To continue with the example, we will now search for the best pipeline. We will evaluate our pipelines on the movie_reviews corpus. For that purpose we need a fitness function, which is a simple callable that takes a pipeline and outputs a score. Fortunately, the movie_reviews.make_fn function does this for us, taking care of train/test splitting, fitting a pipeline in the training set and computing the accuracy on the test set.

fitness_fn = movie_reviews.make_fn(examples=100)

The RandomSearch strategy simply calls grammar.sample() a bunch of times and stores the best performing pipeline. It has no intelligence whatsoever, but it serves as a good baseline implementation.

We will run it for a total of 1000 fitness evaluations, or equivalently, a total of 1000 different random pipelines.

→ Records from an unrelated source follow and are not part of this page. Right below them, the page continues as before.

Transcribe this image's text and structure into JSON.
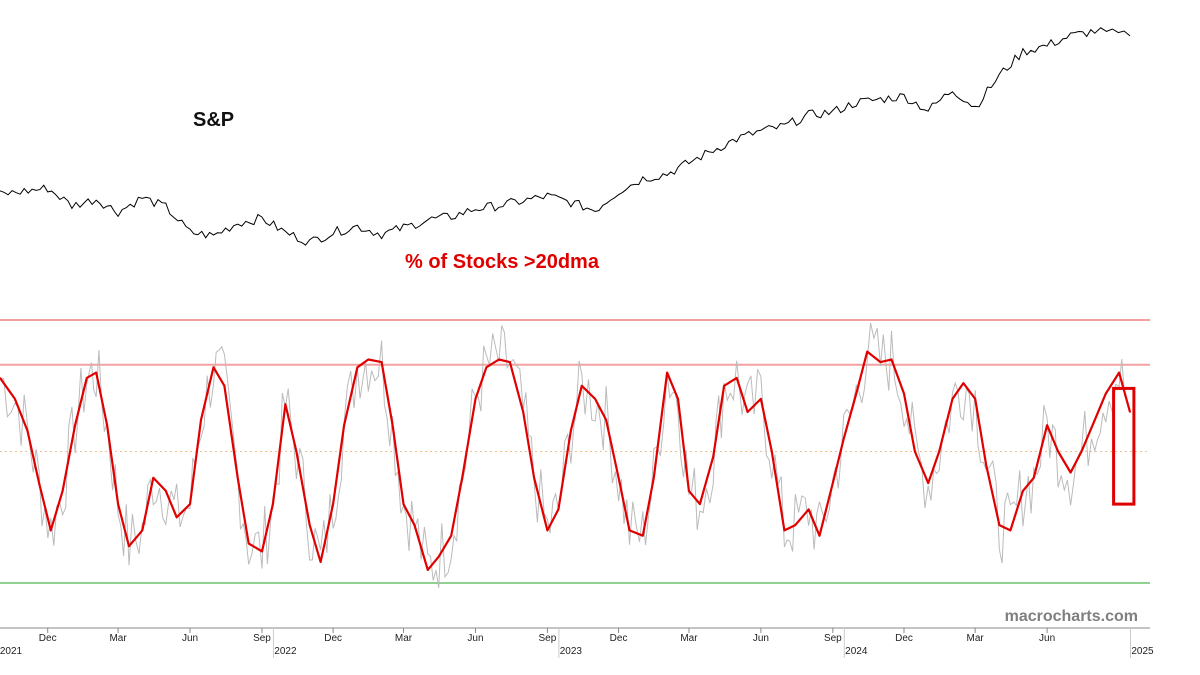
{
  "chart_data": {
    "type": "line",
    "upper_label": "S&P",
    "lower_label": "% of Stocks >20dma",
    "watermark": "macrocharts.com",
    "x_axis": {
      "month_ticks": [
        {
          "label": "Dec",
          "date": "2020-12-01"
        },
        {
          "label": "Mar",
          "date": "2021-03-01"
        },
        {
          "label": "Jun",
          "date": "2021-06-01"
        },
        {
          "label": "Sep",
          "date": "2021-09-01"
        },
        {
          "label": "Dec",
          "date": "2021-12-01"
        },
        {
          "label": "Mar",
          "date": "2022-03-01"
        },
        {
          "label": "Jun",
          "date": "2022-06-01"
        },
        {
          "label": "Sep",
          "date": "2022-09-01"
        },
        {
          "label": "Dec",
          "date": "2022-12-01"
        },
        {
          "label": "Mar",
          "date": "2023-03-01"
        },
        {
          "label": "Jun",
          "date": "2023-06-01"
        },
        {
          "label": "Sep",
          "date": "2023-09-01"
        },
        {
          "label": "Dec",
          "date": "2023-12-01"
        },
        {
          "label": "Mar",
          "date": "2024-03-01"
        },
        {
          "label": "Jun",
          "date": "2024-06-01"
        }
      ],
      "year_ticks": [
        {
          "label": "2021",
          "date": "2020-10-15"
        },
        {
          "label": "2022",
          "date": "2021-10-01"
        },
        {
          "label": "2023",
          "date": "2022-10-01"
        },
        {
          "label": "2024",
          "date": "2023-10-01"
        },
        {
          "label": "2025",
          "date": "2024-10-01"
        }
      ],
      "range": [
        "2020-10-01",
        "2024-09-15"
      ]
    },
    "sp_series": {
      "name": "S&P",
      "points": [
        [
          "2020-10-01",
          3800
        ],
        [
          "2020-11-01",
          3820
        ],
        [
          "2020-12-01",
          3840
        ],
        [
          "2021-01-01",
          3730
        ],
        [
          "2021-02-01",
          3770
        ],
        [
          "2021-03-01",
          3690
        ],
        [
          "2021-04-01",
          3780
        ],
        [
          "2021-05-01",
          3720
        ],
        [
          "2021-06-01",
          3560
        ],
        [
          "2021-07-01",
          3540
        ],
        [
          "2021-08-01",
          3620
        ],
        [
          "2021-09-01",
          3650
        ],
        [
          "2021-10-01",
          3560
        ],
        [
          "2021-11-01",
          3500
        ],
        [
          "2021-12-01",
          3560
        ],
        [
          "2022-01-01",
          3600
        ],
        [
          "2022-02-01",
          3550
        ],
        [
          "2022-03-01",
          3590
        ],
        [
          "2022-04-01",
          3640
        ],
        [
          "2022-05-01",
          3660
        ],
        [
          "2022-06-01",
          3710
        ],
        [
          "2022-07-01",
          3730
        ],
        [
          "2022-08-01",
          3760
        ],
        [
          "2022-09-01",
          3790
        ],
        [
          "2022-10-01",
          3750
        ],
        [
          "2022-11-01",
          3700
        ],
        [
          "2022-12-01",
          3820
        ],
        [
          "2023-01-01",
          3900
        ],
        [
          "2023-02-01",
          3930
        ],
        [
          "2023-03-01",
          4000
        ],
        [
          "2023-04-01",
          4080
        ],
        [
          "2023-05-01",
          4150
        ],
        [
          "2023-06-01",
          4200
        ],
        [
          "2023-07-01",
          4230
        ],
        [
          "2023-08-01",
          4300
        ],
        [
          "2023-09-01",
          4320
        ],
        [
          "2023-10-01",
          4380
        ],
        [
          "2023-11-01",
          4400
        ],
        [
          "2023-12-01",
          4420
        ],
        [
          "2024-01-01",
          4330
        ],
        [
          "2024-02-01",
          4460
        ],
        [
          "2024-03-01",
          4350
        ],
        [
          "2024-04-01",
          4550
        ],
        [
          "2024-05-01",
          4700
        ],
        [
          "2024-06-01",
          4740
        ],
        [
          "2024-07-01",
          4800
        ],
        [
          "2024-08-01",
          4830
        ],
        [
          "2024-09-15",
          4800
        ]
      ]
    },
    "breadth_series": {
      "name": "% of Stocks >20dma",
      "smoothed_color": "#e00000",
      "raw_color": "#bbbbbb",
      "points": [
        [
          "2020-10-01",
          78
        ],
        [
          "2020-10-20",
          70
        ],
        [
          "2020-11-05",
          58
        ],
        [
          "2020-11-20",
          38
        ],
        [
          "2020-12-05",
          20
        ],
        [
          "2020-12-20",
          35
        ],
        [
          "2021-01-05",
          60
        ],
        [
          "2021-01-20",
          78
        ],
        [
          "2021-02-01",
          80
        ],
        [
          "2021-02-15",
          60
        ],
        [
          "2021-03-01",
          30
        ],
        [
          "2021-03-15",
          14
        ],
        [
          "2021-04-01",
          20
        ],
        [
          "2021-04-15",
          40
        ],
        [
          "2021-05-01",
          35
        ],
        [
          "2021-05-15",
          25
        ],
        [
          "2021-06-01",
          30
        ],
        [
          "2021-06-15",
          62
        ],
        [
          "2021-07-01",
          82
        ],
        [
          "2021-07-15",
          75
        ],
        [
          "2021-08-01",
          40
        ],
        [
          "2021-08-15",
          15
        ],
        [
          "2021-09-01",
          12
        ],
        [
          "2021-09-15",
          30
        ],
        [
          "2021-10-01",
          68
        ],
        [
          "2021-10-15",
          50
        ],
        [
          "2021-11-01",
          22
        ],
        [
          "2021-11-15",
          8
        ],
        [
          "2021-12-01",
          30
        ],
        [
          "2021-12-15",
          60
        ],
        [
          "2022-01-01",
          82
        ],
        [
          "2022-01-15",
          85
        ],
        [
          "2022-02-01",
          84
        ],
        [
          "2022-02-15",
          60
        ],
        [
          "2022-03-01",
          30
        ],
        [
          "2022-03-15",
          22
        ],
        [
          "2022-04-01",
          5
        ],
        [
          "2022-04-15",
          10
        ],
        [
          "2022-05-01",
          18
        ],
        [
          "2022-05-15",
          40
        ],
        [
          "2022-06-01",
          70
        ],
        [
          "2022-06-15",
          82
        ],
        [
          "2022-07-01",
          85
        ],
        [
          "2022-07-15",
          84
        ],
        [
          "2022-08-01",
          65
        ],
        [
          "2022-08-15",
          40
        ],
        [
          "2022-09-01",
          20
        ],
        [
          "2022-09-15",
          28
        ],
        [
          "2022-10-01",
          58
        ],
        [
          "2022-10-15",
          75
        ],
        [
          "2022-11-01",
          70
        ],
        [
          "2022-11-15",
          62
        ],
        [
          "2022-12-01",
          40
        ],
        [
          "2022-12-15",
          20
        ],
        [
          "2023-01-01",
          18
        ],
        [
          "2023-01-15",
          40
        ],
        [
          "2023-02-01",
          80
        ],
        [
          "2023-02-15",
          70
        ],
        [
          "2023-03-01",
          35
        ],
        [
          "2023-03-15",
          30
        ],
        [
          "2023-04-01",
          48
        ],
        [
          "2023-04-15",
          75
        ],
        [
          "2023-05-01",
          78
        ],
        [
          "2023-05-15",
          65
        ],
        [
          "2023-06-01",
          70
        ],
        [
          "2023-06-15",
          50
        ],
        [
          "2023-07-01",
          20
        ],
        [
          "2023-07-15",
          22
        ],
        [
          "2023-08-01",
          28
        ],
        [
          "2023-08-15",
          18
        ],
        [
          "2023-09-01",
          38
        ],
        [
          "2023-09-15",
          55
        ],
        [
          "2023-10-01",
          72
        ],
        [
          "2023-10-15",
          88
        ],
        [
          "2023-11-01",
          84
        ],
        [
          "2023-11-15",
          85
        ],
        [
          "2023-12-01",
          72
        ],
        [
          "2023-12-15",
          50
        ],
        [
          "2024-01-01",
          38
        ],
        [
          "2024-01-15",
          50
        ],
        [
          "2024-02-01",
          70
        ],
        [
          "2024-02-15",
          76
        ],
        [
          "2024-03-01",
          70
        ],
        [
          "2024-03-15",
          45
        ],
        [
          "2024-04-01",
          22
        ],
        [
          "2024-04-15",
          20
        ],
        [
          "2024-05-01",
          35
        ],
        [
          "2024-05-15",
          40
        ],
        [
          "2024-06-01",
          60
        ],
        [
          "2024-06-15",
          50
        ],
        [
          "2024-07-01",
          42
        ],
        [
          "2024-07-15",
          50
        ],
        [
          "2024-08-01",
          62
        ],
        [
          "2024-08-15",
          72
        ],
        [
          "2024-09-01",
          80
        ],
        [
          "2024-09-15",
          65
        ]
      ]
    },
    "reference_lines": [
      {
        "name": "upper-band",
        "value": 100,
        "color": "#f4a0a0"
      },
      {
        "name": "overbought",
        "value": 83,
        "color": "#f4a0a0"
      },
      {
        "name": "midline",
        "value": 50,
        "color": "#f5c08a",
        "style": "dotted"
      },
      {
        "name": "oversold",
        "value": 0,
        "color": "#90d090"
      }
    ],
    "highlight_box": {
      "color": "#e00000",
      "date_start": "2024-08-25",
      "date_end": "2024-09-20",
      "value_low": 30,
      "value_high": 74
    },
    "grid": false,
    "legend": "none"
  }
}
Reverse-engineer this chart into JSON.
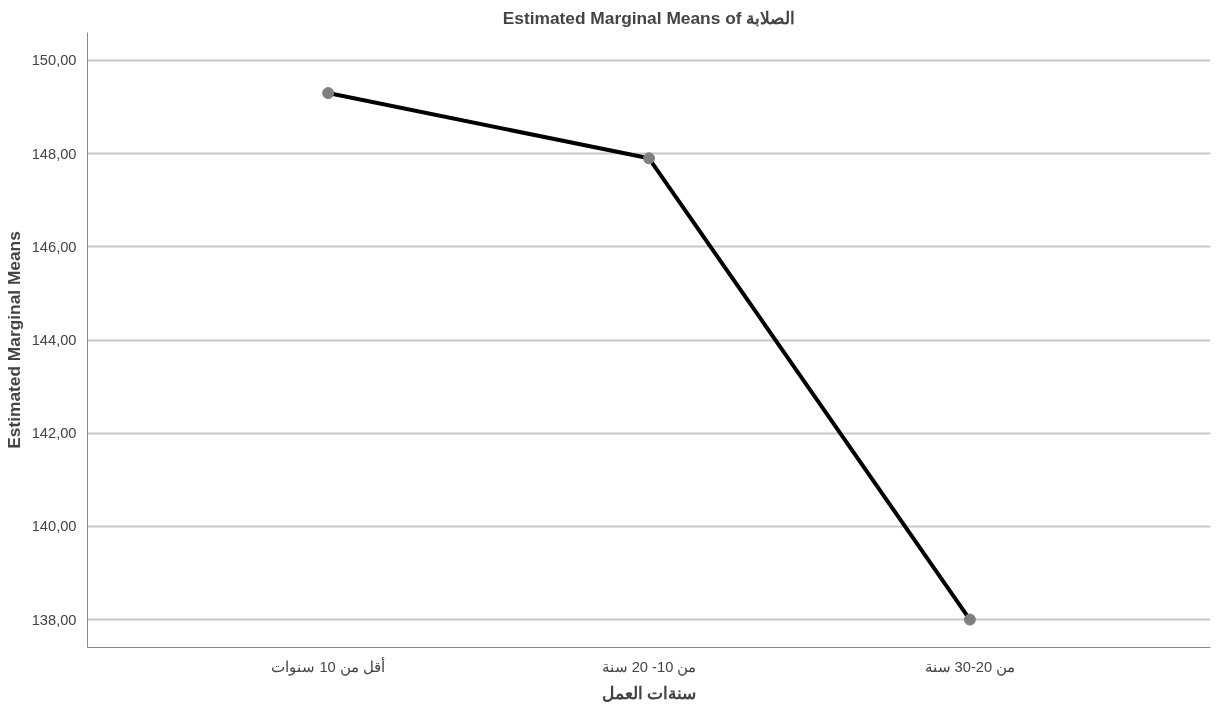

random_search = RandomSearch(grammar, fitness_fn, random_state=0)
best, score = random_search.run(1000)

Note

For reproducibility purposes we can pass a fixed random seed in random_state.

Final remarks¶

We only used scikit-learn here for illustrative purposes, but you can apply this strategy to any problem whose solution consists of exploring a large space of complex class instances interrelated with each other.

Also, in this example we have manually written wrappers for scikit-learn classes to provide the necessary annotations. However, specifically for scikit-learn, we already provide a bunch of wrappers with suitable annotations in autogoal.contrib.sklearn.

We also only use RandomSearch in this example because the focus is on defining the pipelines. However, the autogoal.search namespace contains other search strategies that perform much better than plain random sampling.